Abstract

Inexpensive Digital Image Correction

Johannes Turinsky, Michael Rieck

project report

Few users of cheap webcams will be satisfied with the picture quality. Manufacturers often use cheap and poor lenses to lower the cost. Pictures taken with such a camera often have barrel distortions. Therefore we started to look for an image correction method that is cheaper than the use of better and more expensive lenses.

We decided to edit each pixel individually and transferred the RGB color values of every pixel of a webcam image into an Excel table. In order to get familiar with Excel and to keep the computational effort low, we started with "ideal" images of a black and white grid and a colored plane, which we created ourselves. We used these ideal images to simulate a distortion and calculated the difference between the ideal and distorted pictures. This way we identified the pixels that were not in the right place. We tackled the final step of moving these pixels to the correct locations by shifting the relevant fields in Excel using several functions.

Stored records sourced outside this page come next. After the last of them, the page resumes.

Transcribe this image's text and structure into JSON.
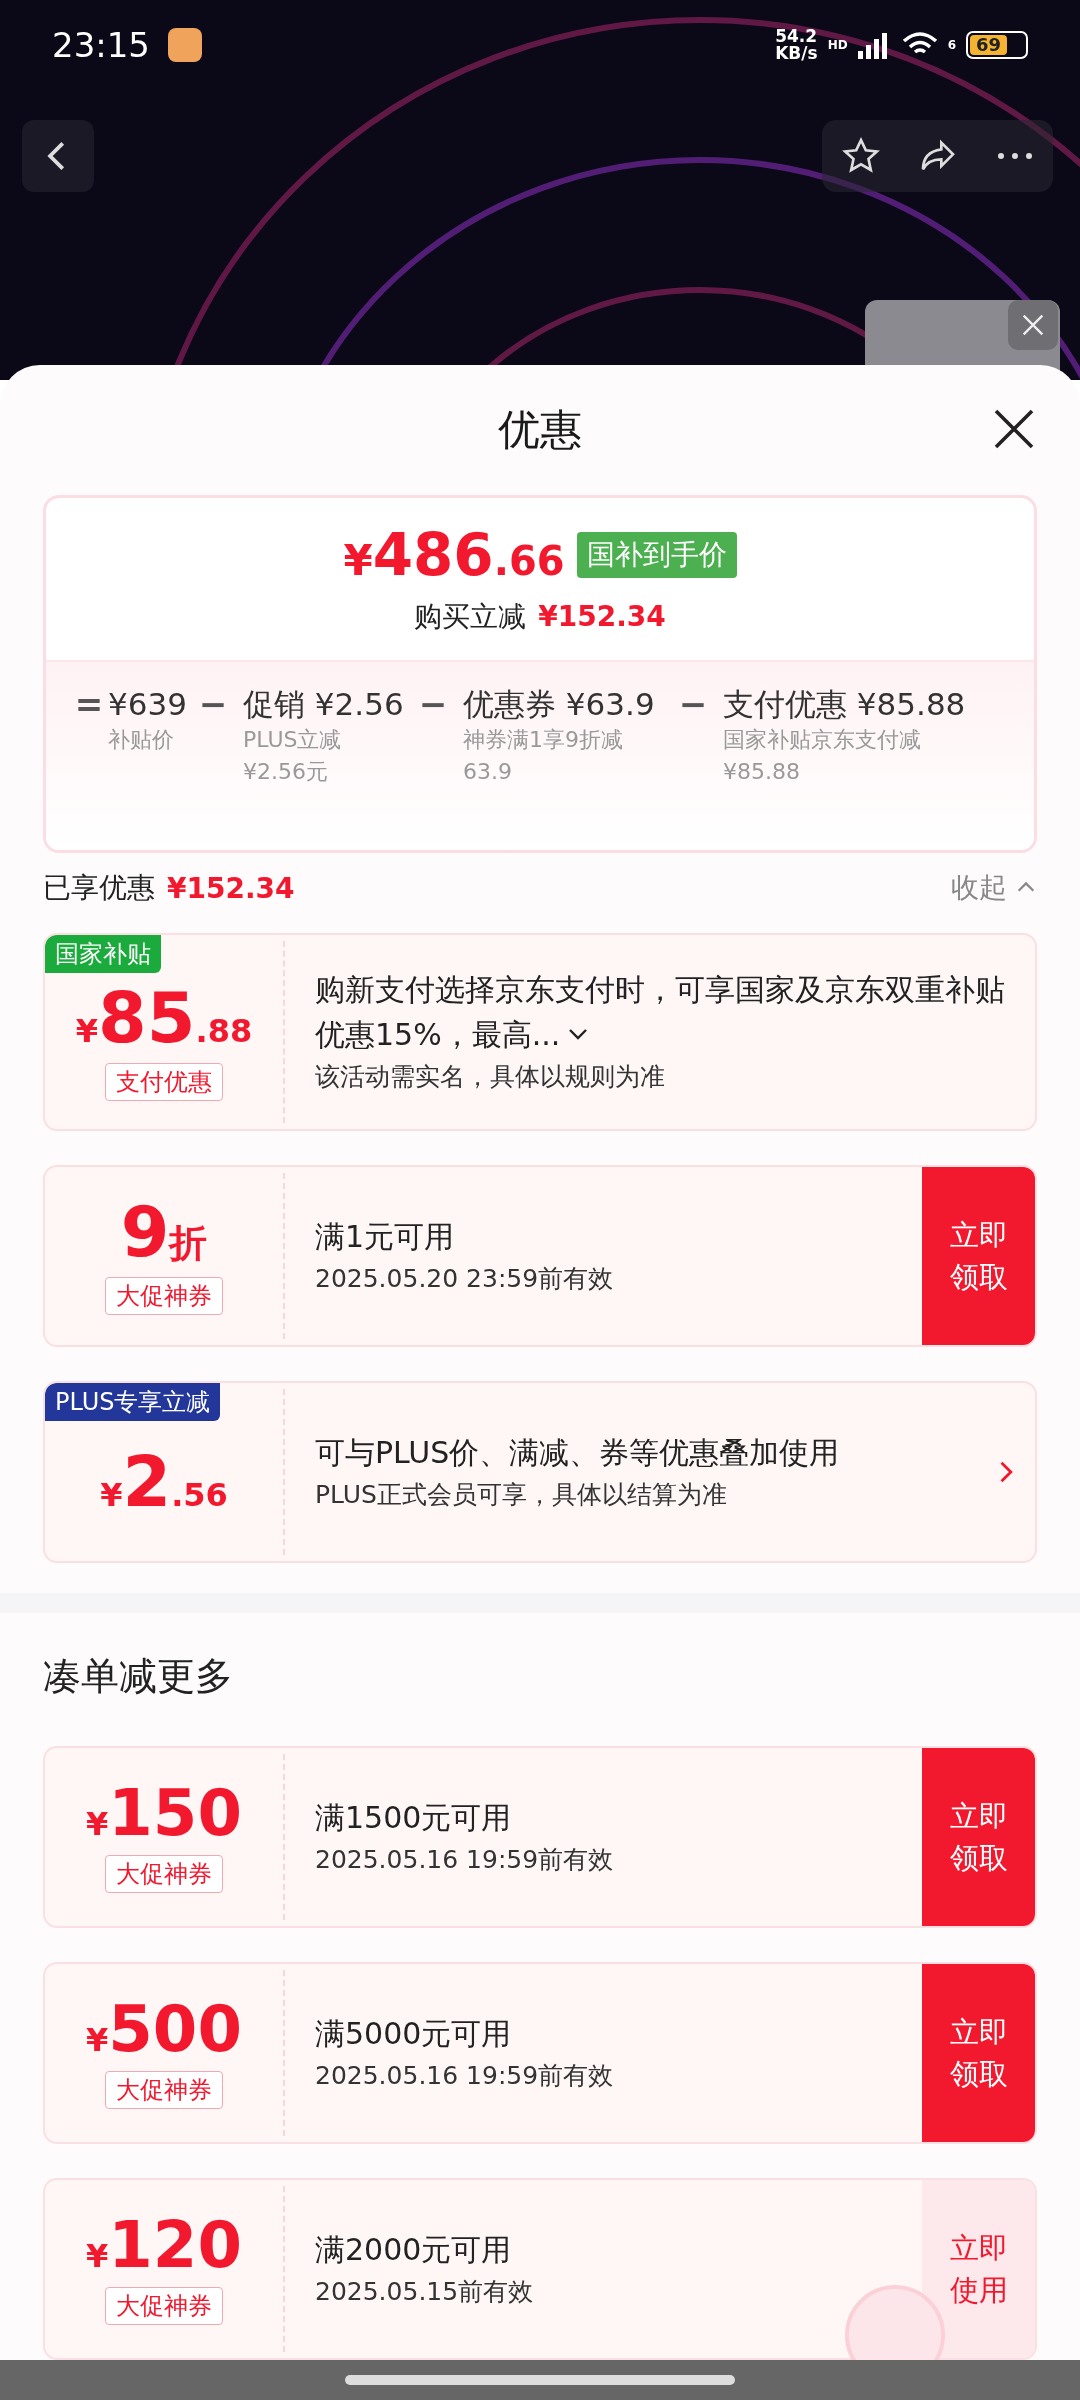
{
  "status_bar": {
    "time": "23:15",
    "net_speed": "54.2",
    "net_unit": "KB/s",
    "signal_label": "HD",
    "wifi_label": "6",
    "battery": "69"
  },
  "sheet": {
    "title": "优惠"
  },
  "price_card": {
    "currency": "¥",
    "price_int": "486",
    "price_dec": ".66",
    "badge": "国补到手价",
    "saving_label": "购买立减",
    "saving_value": "¥152.34",
    "breakdown": [
      {
        "op": "=",
        "value": "¥639",
        "note_lines": [
          "补贴价"
        ]
      },
      {
        "op": "−",
        "value": "促销 ¥2.56",
        "note_lines": [
          "PLUS立减",
          "¥2.56元"
        ]
      },
      {
        "op": "−",
        "value": "优惠券 ¥63.9",
        "note_lines": [
          "神券满1享9折减",
          "63.9"
        ]
      },
      {
        "op": "−",
        "value": "支付优惠 ¥85.88",
        "note_lines": [
          "国家补贴京东支付减",
          "¥85.88"
        ]
      }
    ]
  },
  "applied": {
    "label": "已享优惠",
    "value": "¥152.34",
    "toggle": "收起",
    "expanded": true
  },
  "coupons": [
    {
      "tag": {
        "text": "国家补贴",
        "color": "#1aab3c"
      },
      "prefix": "¥",
      "main": "85",
      "suffix": ".88",
      "label": "支付优惠",
      "title": "购新支付选择京东支付时，可享国家及京东双重补贴优惠15%，最高...",
      "title_expanded": false,
      "subtitle": "该活动需实名，具体以规则为准",
      "action": {
        "kind": "none"
      }
    },
    {
      "main": "9",
      "suffix": "折",
      "label": "大促神券",
      "title": "满1元可用",
      "subtitle": "2025.05.20 23:59前有效",
      "action": {
        "kind": "claim",
        "text": "立即领取"
      }
    },
    {
      "tag": {
        "text": "PLUS专享立减",
        "color": "#23379a"
      },
      "prefix": "¥",
      "main": "2",
      "suffix": ".56",
      "title": "可与PLUS价、满减、券等优惠叠加使用",
      "subtitle": "PLUS正式会员可享，具体以结算为准",
      "action": {
        "kind": "chevron"
      }
    }
  ],
  "more": {
    "title": "凑单减更多",
    "coupons": [
      {
        "prefix": "¥",
        "main": "150",
        "label": "大促神券",
        "title": "满1500元可用",
        "subtitle": "2025.05.16 19:59前有效",
        "action": {
          "kind": "claim",
          "text": "立即领取"
        }
      },
      {
        "prefix": "¥",
        "main": "500",
        "label": "大促神券",
        "title": "满5000元可用",
        "subtitle": "2025.05.16 19:59前有效",
        "action": {
          "kind": "claim",
          "text": "立即领取"
        }
      },
      {
        "prefix": "¥",
        "main": "120",
        "label": "大促神券",
        "title": "满2000元可用",
        "subtitle": "2025.05.15前有效",
        "action": {
          "kind": "use",
          "text": "立即使用"
        }
      }
    ]
  }
}
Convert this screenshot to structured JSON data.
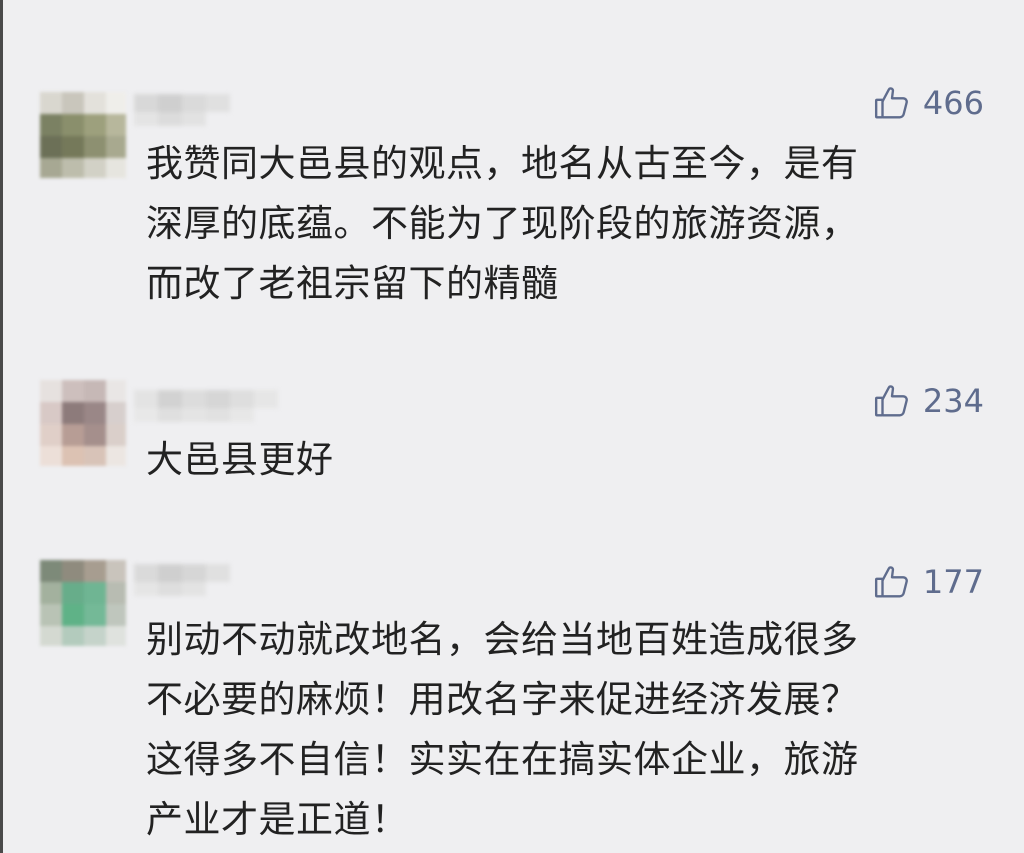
{
  "comments": [
    {
      "likes": "466",
      "text": "我赞同大邑县的观点，地名从古至今，是有\n深厚的底蕴。不能为了现阶段的旅游资源，\n而改了老祖宗留下的精髓"
    },
    {
      "likes": "234",
      "text": "大邑县更好"
    },
    {
      "likes": "177",
      "text": "别动不动就改地名，会给当地百姓造成很多\n不必要的麻烦！用改名字来促进经济发展？\n这得多不自信！实实在在搞实体企业，旅游\n产业才是正道！"
    }
  ],
  "icons": {
    "like": "thumbs-up-icon"
  },
  "colors": {
    "background": "#efeff1",
    "like_text": "#5f6c8d",
    "comment_text": "#222222"
  }
}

In order to be able to correct distortions in any picture, it is important to remember how often each pixel was moved in which direction. After application of this key to distorted image data in our Excel table, the corrected table of color values needs to be converted into the corrected image file. It would be more user friendly to write a program based on our image correction algorithm. It would be best to integrate such a program into the webcam itself, so that corrected images are transferred to the computer in the first place.